By Steven Snyder
Stripped of words, Rinko Kikuchi delivers an captivating performance in “Babel.”
Alejandro Gonzalez Inarritu’s “Babel” unfolds much as his critically-lauded, but off-putting “21 Grams” did — as a series of distinct, distanced plot lines that promise to intersect down the road and explain all.
What sets “Babel” apart, however, not only as Inarritu’s (“Amores Perros”) finest film, but also as one of the more fascinating discussions of terrorism in this polarized, post-9/11 world, is how quietly that understated intersection occurs. Compared to the drama that has spread around the globe earlier in the film, it almost seems paradoxical to bring this frenzied international drama to a patient, poignant end on a tranquil Tokyo balcony. But it’s here, far away from the movie’s other stories of illegal immigration, terrorism and global politics, that we realize “Babel” has not been building to a revelation, but revealing itself all along the way. And the ending is, in fact, not an ending at all, but a continuation — a brave insistence that the answers to the problems plaguing the lives of these characters are, in fact, right in front of their faces.
The problems start on a lighter note, relatively speaking, in Morocco, as husband (Brad Pitt) and wife (Cate Blanchett) bicker while touring through the desert. Halfway around the world, their nanny (Adriana Barraza) cares for their two children, preparing to head south for the weekend for her son’s wedding in Mexico.
Back in Morocco, a few cities away from the Americans, a father gives his two young sons a rifle to hunt with, while in Tokyo we watch a teenage deaf girl (Rinko Kikuchi) pursue love and acceptance with boys and friends who don’t quite understand her disability.
One gunshot brings these worlds crashing together, and tears these people apart. The American couple suddenly find themselves in a desperate situation, caught in the middle of a desert, desperately asking anyone they see for medical assistance, radioing their embassy for help — a call which will later be discussed on newscasts as a “terrorist incident.” When the couple does not arrive home, their nanny decides to sneak the two young American children over to Mexico rather than miss her son’s wedding. Meanwhile, police in Morocco converge on the family of the two young boys, finding the rifle that leads the investigators to Tokyo and the deaf girl’s father.
It’s a complicated film, and at times a convoluted story, which is held together by its impressive array of performances. Pitt and Blanchett, in lesser roles, evoke the fear of foreigners operating without a safety net. But Kikuchi, despite stripping her performance of all words, creates the most captivating and moving character of all.

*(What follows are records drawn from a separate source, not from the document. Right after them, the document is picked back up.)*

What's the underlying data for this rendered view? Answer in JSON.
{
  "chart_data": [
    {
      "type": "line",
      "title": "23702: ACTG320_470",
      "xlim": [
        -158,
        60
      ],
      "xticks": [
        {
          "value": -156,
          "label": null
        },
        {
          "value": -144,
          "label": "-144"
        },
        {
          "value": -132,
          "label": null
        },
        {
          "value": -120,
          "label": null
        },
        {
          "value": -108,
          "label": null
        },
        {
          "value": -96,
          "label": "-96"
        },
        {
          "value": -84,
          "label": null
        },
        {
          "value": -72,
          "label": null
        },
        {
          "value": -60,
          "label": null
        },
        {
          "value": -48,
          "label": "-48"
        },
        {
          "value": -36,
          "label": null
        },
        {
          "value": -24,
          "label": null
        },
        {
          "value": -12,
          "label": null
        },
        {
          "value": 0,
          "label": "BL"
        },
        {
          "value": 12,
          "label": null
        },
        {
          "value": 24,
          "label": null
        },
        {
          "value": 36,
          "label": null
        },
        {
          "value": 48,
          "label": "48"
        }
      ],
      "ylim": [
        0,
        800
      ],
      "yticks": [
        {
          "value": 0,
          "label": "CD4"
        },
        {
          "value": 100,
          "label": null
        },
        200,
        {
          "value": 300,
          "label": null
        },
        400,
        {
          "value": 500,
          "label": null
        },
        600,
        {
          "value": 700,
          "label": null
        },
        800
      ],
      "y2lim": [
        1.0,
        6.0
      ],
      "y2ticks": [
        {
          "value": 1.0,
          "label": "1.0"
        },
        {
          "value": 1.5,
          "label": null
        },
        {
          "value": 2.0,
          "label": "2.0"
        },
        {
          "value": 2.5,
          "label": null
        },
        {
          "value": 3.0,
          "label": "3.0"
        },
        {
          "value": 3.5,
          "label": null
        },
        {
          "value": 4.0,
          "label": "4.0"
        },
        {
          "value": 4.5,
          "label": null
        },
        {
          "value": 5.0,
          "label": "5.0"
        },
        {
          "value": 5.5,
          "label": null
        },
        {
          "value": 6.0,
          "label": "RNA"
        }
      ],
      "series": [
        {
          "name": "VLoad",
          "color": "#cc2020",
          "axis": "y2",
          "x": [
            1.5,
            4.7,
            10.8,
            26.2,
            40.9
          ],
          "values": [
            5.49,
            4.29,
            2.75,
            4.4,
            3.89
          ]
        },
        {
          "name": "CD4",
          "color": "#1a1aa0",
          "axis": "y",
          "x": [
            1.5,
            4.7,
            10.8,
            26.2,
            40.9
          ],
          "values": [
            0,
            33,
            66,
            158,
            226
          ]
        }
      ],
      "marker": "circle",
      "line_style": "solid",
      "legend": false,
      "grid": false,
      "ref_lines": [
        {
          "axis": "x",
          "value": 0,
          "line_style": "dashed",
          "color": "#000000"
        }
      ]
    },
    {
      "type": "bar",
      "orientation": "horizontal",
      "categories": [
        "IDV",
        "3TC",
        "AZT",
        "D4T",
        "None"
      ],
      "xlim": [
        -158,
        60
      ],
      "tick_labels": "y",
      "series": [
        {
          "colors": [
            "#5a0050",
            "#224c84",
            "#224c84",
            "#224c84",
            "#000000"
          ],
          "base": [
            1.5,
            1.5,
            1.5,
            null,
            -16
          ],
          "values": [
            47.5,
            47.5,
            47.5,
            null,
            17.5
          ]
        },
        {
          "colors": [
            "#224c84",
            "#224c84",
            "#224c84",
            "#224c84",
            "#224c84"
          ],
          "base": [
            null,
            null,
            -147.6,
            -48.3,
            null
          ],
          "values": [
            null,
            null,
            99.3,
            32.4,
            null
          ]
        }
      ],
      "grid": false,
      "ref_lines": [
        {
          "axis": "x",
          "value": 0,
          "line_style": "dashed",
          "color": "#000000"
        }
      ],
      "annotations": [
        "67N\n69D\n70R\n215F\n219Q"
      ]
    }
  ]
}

Still, any movie set up like this — with such lofty ambitions that run the gamut of political, geographic and biblical — lives or dies by how all these smaller threads tie together into a meaningful and moving idea. In a move that’s both brave and somewhat subversive, Inarritu ends “Babel” on an anti-climactic note, crafting an ending that does not close the story, but broadens it.
The film’s title clearly refers to Genesis 1:13-14, in which God divides humanity racially and linguistically to punish their arrogance in building a tower to heaven. But thanks to the film’s final moments, it is less interested in discussing the ways we’re divided than the ways we’re the same.
The world’s problems, Inarritu seems to say, have nothing to do with our differing languages or beliefs, but with the fact that we’re having the wrong conversations. Rather than looking outward at who to blame or avenge, “Babel” suggests we start looking inward, and determine how to build a foundation of love. Only then will misconstrued words, misleading governments or mistaken agendas no longer lead us astray.